Des historiens d'art fixent l'origine de l'art de Bosch dans le gothique international – style ayant marqué l'ensemble de l'art européen autour de 1400. Bosch est certainement l’un des artistes les plus énigmatiques de l’histoire de l’art. A cheval entre le gothique et la Renaissance, ses œuvres, présentant une lecture simple ou plus ésotérique, ont un style particulier, très personnel, reconnaissable entre tous. Il est pourtant l'héritier de ces maîtres prédécesseurs et également de toute l'imagerie médiévale. L'artiste ignore la perspective italienne mais invente des procédés de composition originaux et une géométrie toute personnelle.
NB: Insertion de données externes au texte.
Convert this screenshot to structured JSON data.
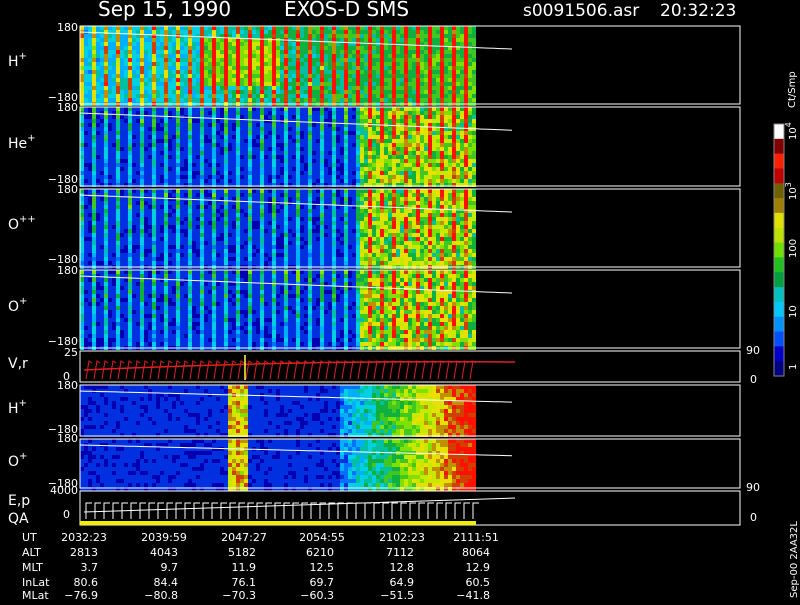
{
  "header": {
    "date": "Sep 15, 1990",
    "instrument": "EXOS-D SMS",
    "file": "s0091506.asr",
    "time": "20:32:23"
  },
  "colorbar": {
    "unit_label": "Ct/Smp",
    "tick_labels": [
      "1",
      "10",
      "100",
      "10",
      "10"
    ],
    "tick_exponents": [
      "",
      "",
      "",
      "3",
      "4"
    ],
    "colors": [
      "#000080",
      "#0000c8",
      "#0050ff",
      "#0090ff",
      "#00c8ff",
      "#00c0c0",
      "#00a040",
      "#20c020",
      "#70e000",
      "#c0e000",
      "#e0e000",
      "#a08000",
      "#706000",
      "#c00000",
      "#ff2000",
      "#800000",
      "#ffffff"
    ]
  },
  "side_labels": {
    "stamp": "Sep-00 2AA32L"
  },
  "chart_data": {
    "type": "heatmap",
    "panels": [
      {
        "label": "H",
        "superscript": "+",
        "ymax": "180",
        "ymin": "−180"
      },
      {
        "label": "He",
        "superscript": "+",
        "ymax": "180",
        "ymin": "−180"
      },
      {
        "label": "O",
        "superscript": "++",
        "ymax": "180",
        "ymin": "−180"
      },
      {
        "label": "O",
        "superscript": "+",
        "ymax": "180",
        "ymin": "−180"
      },
      {
        "label": "V,r",
        "superscript": "",
        "ymax": "25",
        "ymin": "0",
        "right_max": "90",
        "right_min": "0"
      },
      {
        "label": "H",
        "superscript": "+",
        "ymax": "180",
        "ymin": "−180"
      },
      {
        "label": "O",
        "superscript": "+",
        "ymax": "180",
        "ymin": "−180"
      },
      {
        "label": "E,p",
        "superscript": "",
        "label2": "QA",
        "ymax": "4000",
        "ymin": "0",
        "right_max": "90",
        "right_min": "0"
      }
    ],
    "footer": {
      "rows": [
        {
          "name": "UT",
          "values": [
            "2032:23",
            "2039:59",
            "2047:27",
            "2054:55",
            "2102:23",
            "2111:51"
          ]
        },
        {
          "name": "ALT",
          "values": [
            "2813",
            "4043",
            "5182",
            "6210",
            "7112",
            "8064"
          ]
        },
        {
          "name": "MLT",
          "values": [
            "3.7",
            "9.7",
            "11.9",
            "12.5",
            "12.8",
            "12.9"
          ]
        },
        {
          "name": "InLat",
          "values": [
            "80.6",
            "84.4",
            "76.1",
            "69.7",
            "64.9",
            "60.5"
          ]
        },
        {
          "name": "MLat",
          "values": [
            "−76.9",
            "−80.8",
            "−70.3",
            "−60.3",
            "−51.5",
            "−41.8"
          ]
        }
      ]
    }
  }
}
Ces maîtres sont appelés les primitifs flamands. Cette expression est apparue au XIXe siècle pour désigner les peintres actifs dans les anciens Pays-Bas méridionaux aux XVe et XVIe siècles, dans les villes florissantes de Tournai, Bruxelles, Bruges, Gand et Anvers, bénéficiant de la prospérité du duché de Bourgogne. Ce groupe est à l'origine de la Renaissance nordique. L'art des primitifs flamands correspond à la fois à l'aboutissement de l'héritage artistique médiéval du nord de l'Europe et à une évolution vers une acceptation de l'idéal développé à la Renaissance.

Les plus renommés d'entre eux étaient Jan Van Eyck (1390-1441), qui fut très lié à Philippe le bon, Hans Memling (1430-1494) et Gérard David (1460-1523, Bruges), Rogier Van der Weyden (Roger de la Pasture. 1400-1464) et Hugo Van der Goes (1440-1482, Gand). 

Le plus célèbre d'entre-eux est probablement Van Eyck, qui a développé la technique de la peinture à l’huile permet d’obtenir une pureté et une luminosité bien plus grandes que la tempéra, le mélange à l'œuf, qui séchait trop rapidement, rendant les retouches très difficiles. C'est à cette époque que l'on voit également apparaître doucement la toile qui remplacera peu à peu les panneaux de bois. Il met surtout, et c'est une révolution, en pratique, avant beaucoup d'autres, la perspective.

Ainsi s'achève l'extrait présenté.